About midday the twine round Frank"s bundle broke abruptly, and every several article fell on to the road. He repressed a violent feeling of irritation, and turned round to pick them up. The Major and Gertie instinctively made for a gate in the hedge, rested down their bundles and leaned against it.
Frank gathered the articles--a shirt, a pair of softer shoes, a razor and brush, a tin of potted meat, a rosary, a small round cracked looking-gla.s.s and a piece of lead piping--and packed them once more carefully together on the bank. He tested his string, knotted it, drew it tight, and it broke again. The tin of potted meat--like some small intelligent animal--ran hastily off the path and dived into a small drain.
A short cry of mirth broke from the Major, and Gertie smiled.

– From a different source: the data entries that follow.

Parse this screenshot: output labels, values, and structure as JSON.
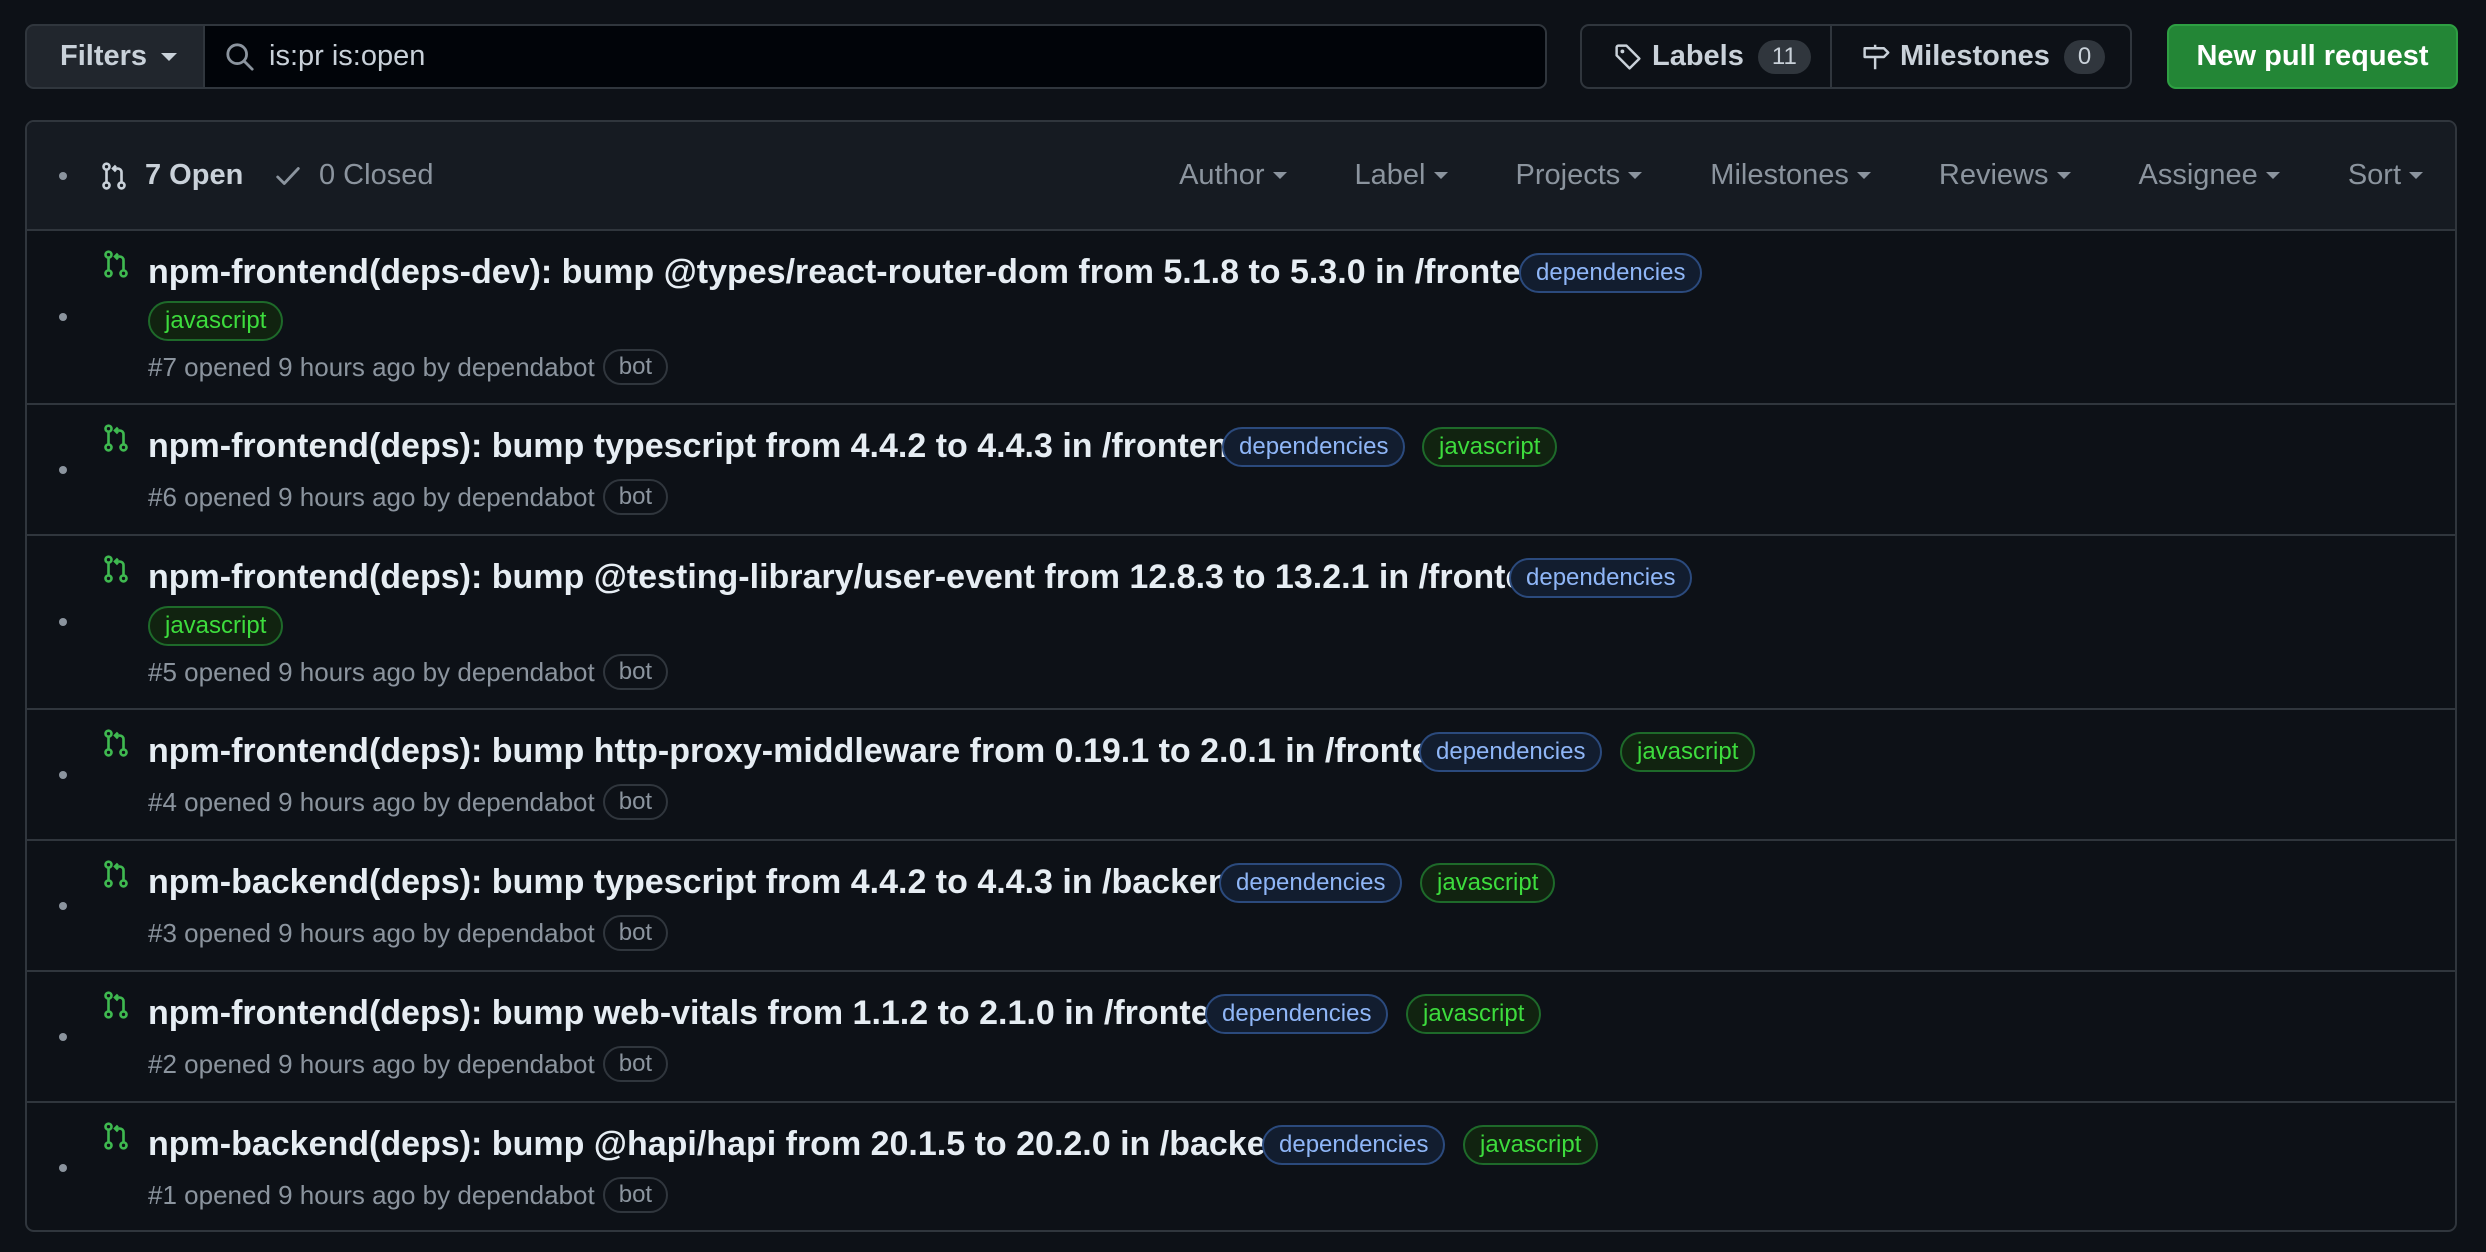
{
  "toolbar": {
    "filters_label": "Filters",
    "search_value": "is:pr is:open",
    "labels_label": "Labels",
    "labels_count": "11",
    "milestones_label": "Milestones",
    "milestones_count": "0",
    "new_pr_label": "New pull request"
  },
  "list_header": {
    "open_label": "7 Open",
    "closed_label": "0 Closed",
    "filters": [
      "Author",
      "Label",
      "Projects",
      "Milestones",
      "Reviews",
      "Assignee",
      "Sort"
    ]
  },
  "pull_requests": [
    {
      "title": "npm-frontend(deps-dev): bump @types/react-router-dom from 5.1.8 to 5.3.0 in /frontend",
      "labels": [
        "dependencies",
        "javascript"
      ],
      "meta": "#7 opened 9 hours ago by dependabot",
      "badge": "bot"
    },
    {
      "title": "npm-frontend(deps): bump typescript from 4.4.2 to 4.4.3 in /frontend",
      "labels": [
        "dependencies",
        "javascript"
      ],
      "meta": "#6 opened 9 hours ago by dependabot",
      "badge": "bot"
    },
    {
      "title": "npm-frontend(deps): bump @testing-library/user-event from 12.8.3 to 13.2.1 in /frontend",
      "labels": [
        "dependencies",
        "javascript"
      ],
      "meta": "#5 opened 9 hours ago by dependabot",
      "badge": "bot"
    },
    {
      "title": "npm-frontend(deps): bump http-proxy-middleware from 0.19.1 to 2.0.1 in /frontend",
      "labels": [
        "dependencies",
        "javascript"
      ],
      "meta": "#4 opened 9 hours ago by dependabot",
      "badge": "bot"
    },
    {
      "title": "npm-backend(deps): bump typescript from 4.4.2 to 4.4.3 in /backend",
      "labels": [
        "dependencies",
        "javascript"
      ],
      "meta": "#3 opened 9 hours ago by dependabot",
      "badge": "bot"
    },
    {
      "title": "npm-frontend(deps): bump web-vitals from 1.1.2 to 2.1.0 in /frontend",
      "labels": [
        "dependencies",
        "javascript"
      ],
      "meta": "#2 opened 9 hours ago by dependabot",
      "badge": "bot"
    },
    {
      "title": "npm-backend(deps): bump @hapi/hapi from 20.1.5 to 20.2.0 in /backend",
      "labels": [
        "dependencies",
        "javascript"
      ],
      "meta": "#1 opened 9 hours ago by dependabot",
      "badge": "bot"
    }
  ],
  "colors": {
    "background": "#0d1117",
    "open_icon": "#3fb950",
    "primary_button": "#238636",
    "label_dependencies": "#8fb6f7",
    "label_javascript": "#3ddc3d"
  }
}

Frank said nothing at all. He lay down on the road, plunged his arm into the drain and drew up the potted meat; it had some disagreeable-looking moist substance adhering to it, which he wiped off on to his sleeve, and then regretted having done so. Again he packed his things; again he drew the string tight, and again it snapped.
"Lord! man, don"t be so hard on it."
Frank looked up with a kind of patient fury. His instinct was to kick every single object that lay before him on the path as hard as possible in every direction.
"Have you any more string?" he said.
"No. Stick the things in your pocket and come on."